Decennialang hebben de politieke partijen die afwisselend de regering vorm(d)en getracht de resultaten van hun beleid zo aantrekkelijk mogelijk in te kleden. Kiezers moesten vooral de indruk krijgen dat hun keus voor de (regerings)partij terecht was. Zo werd zelfs tijdens de vele momenten dat het financiële water de regering aan de lippen stond, met trots gewezen naar bevindingen van IMF-rapporten. Die stelden regelmatig dat de economie van Aruba het prima deed. Gemakshalve werden de waarschuwingen over de financiële situatie en de oorzaken daarvan uit dezelfde rapporten niet vermeld. Net zo min als de aanbevelingen om die situatie te verbeteren. Die hadden voor de betrokken partijen negatieve electorale gevolgen en werden dus genegeerd.
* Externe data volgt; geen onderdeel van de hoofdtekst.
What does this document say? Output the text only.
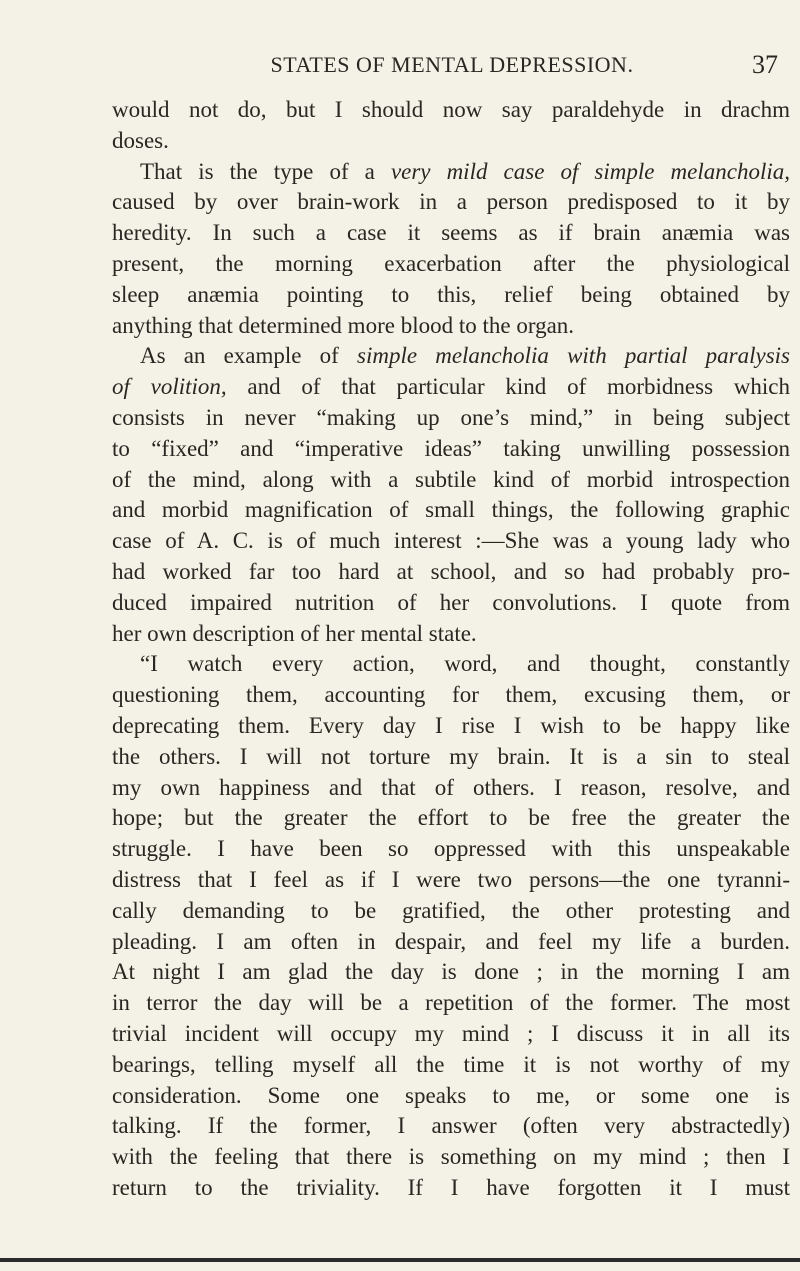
STATES OF MENTAL DEPRESSION.	37
would not do, but I should now say paraldehyde in drachm
doses.
That is the type of a very mild case of simple melancholia,
caused by over brain-work in a person predisposed to it by
heredity. In such a case it seems as if brain anæmia was
present, the morning exacerbation after the physiological
sleep anæmia pointing to this, relief being obtained by
anything that determined more blood to the organ.
As an example of simple melancholia with partial paralysis
of volition, and of that particular kind of morbidness which
consists in never “making up one’s mind,” in being subject
to “fixed” and “imperative ideas” taking unwilling possession
of the mind, along with a subtile kind of morbid introspection
and morbid magnification of small things, the following graphic
case of A. C. is of much interest :—She was a young lady who
had worked far too hard at school, and so had probably pro-
duced impaired nutrition of her convolutions. I quote from
her own description of her mental state.
“I watch every action, word, and thought, constantly
questioning them, accounting for them, excusing them, or
deprecating them. Every day I rise I wish to be happy like
the others. I will not torture my brain. It is a sin to steal
my own happiness and that of others. I reason, resolve, and
hope; but the greater the effort to be free the greater the
struggle. I have been so oppressed with this unspeakable
distress that I feel as if I were two persons—the one tyranni-
cally demanding to be gratified, the other protesting and
pleading. I am often in despair, and feel my life a burden.
At night I am glad the day is done ; in the morning I am
in terror the day will be a repetition of the former. The most
trivial incident will occupy my mind ; I discuss it in all its
bearings, telling myself all the time it is not worthy of my
consideration. Some one speaks to me, or some one is
talking. If the former, I answer (often very abstractedly)
with the feeling that there is something on my mind ; then I
return to the triviality. If I have forgotten it I must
Ook in de huidige campagne wordt deze tactiek toegepast. De regering slaat zich, met behulp van trouwe statenleden, voortdurend op de borst dat zij een economisch wonder heeft verricht dat Aruba uit een crisissituatie heeft gered. Om dat ‘wonder’ aan te tonen maakt zij gebruik van een grafiek die de opleving van Aruba door het overheidsbeleid van de afgelopen 7 jaren moet aantonen.

Daarbij ziet zij (bewust?) over het hoofd dat dat ‘wonder’ de financiële armslag van elke volgende regering decennialang in ernstige mate inperkt evenals de economische vooruitzichten van Aruba door de zwaar toegenomen aflossings- en renteverplichtingen. De enorme hoeveelheden geld die tijdens het kabinet Mike Eman-1 er door heen werden gejaagd leidden namelijk in amper 3,5 jaar tot een verdubbeling van de (2-)miljardenschuld die daarvóór in 23 jaar was opgebouwd. Deze situatie wordt binnen 2 jaar ernstig verergerd door de extra schulden ad omstreeks Afl. 1 miljard als gevolg van de PPP-projecten. Die grafiek, evenals grafieken die de aanmerkelijke afname tonen van de overheidsbijdragen aan stichtingen, worden echter niet door de AVP ten toon gespreid, net zo min als de grafiek van de toename van de renteverplichtingen die inmiddels Afl. 230 miljoen per jaar bedragen. Dit is meer dan de hele begroting van het ministerie van Gezondheid, die van Justitie en bijna evenveel als die van Onderwijs.

Toch moet de gepresenteerde grafiek van de AVP met argusogen bekeken worden. Die grafiek geeft namelijk alleen de procentuele economische groei aan tijdens haar regeringsperiode, afgemeten aan die van het laatste MEP-bewind. Daarbij wordt geen acht geslagen op de hoogte van het BBP die van groter belang is om de welvaart van een land aan af te meten. Zoals uit onderstaande tabel met cijfers van de CBA blijkt, zijn zowel het nominale als het reële BBP van 2008 nooit in latere jaren overtroffen.

X Afl. milj. 2007 2008 2009 2010 2011 2012 2013 2014 2015 2016* 2017**
BBP nom 4681 4914 4473 4279 4564 4537 4621 4743 4836 4774 4876
BBP reëel 3615 3620 3210 3102 3212 3168 3301 3329 3332 3312 3331
* Voorlopige cijfers van 2016
** Projectie 2017

Het reële BBP is de waarde van de goederen en diensten gemeten tegen constante prijzen (door de prijzen van een referentiejaar te nemen). De gevolgen van inflatie worden dus niet meegenomen.

Het nominale BBP is de waarde van de productie van een land gedurende een jaar, in het prijspeil van dat jaar. Dat bedrag hangt af van de hoeveelheden en van de prijzen van de geproduceerde goederen.


Van nog groter belang is het om de BBP-ontwikkeling per hoofd van de bevolking aan te geven. Daaruit wordt duidelijk in hoeverre er sprake is van een produktiviteitstoename of -afname.

Het is echter van het grootste belang om ook de huidige en komende schuld(ontwikkeling) per hoofd van de bevolking weer te geven alsmede de mogelijke gevolgen daarvan voor de burgers. Deze moeten vervolgens worden afgezet tegen gelijkwaardige situaties in onze regio zoals Puerto Rico. De AVP zou de Arubaanse gemeenschap een realistischer beeld verschaffen door ook deze informatie in duidelijke grafieken uiteen te zetten, tezamen met de concrete maatregelen die zij denkt te nemen om eindelijk te komen tot duurzame overheidsfinanciën. Enkel daarmee wordt namelijk de toekomstige welvaart van de Arubaanse burgers bepaald, die onze politieke partijen blijkbaar o zo graag willen verbeteren.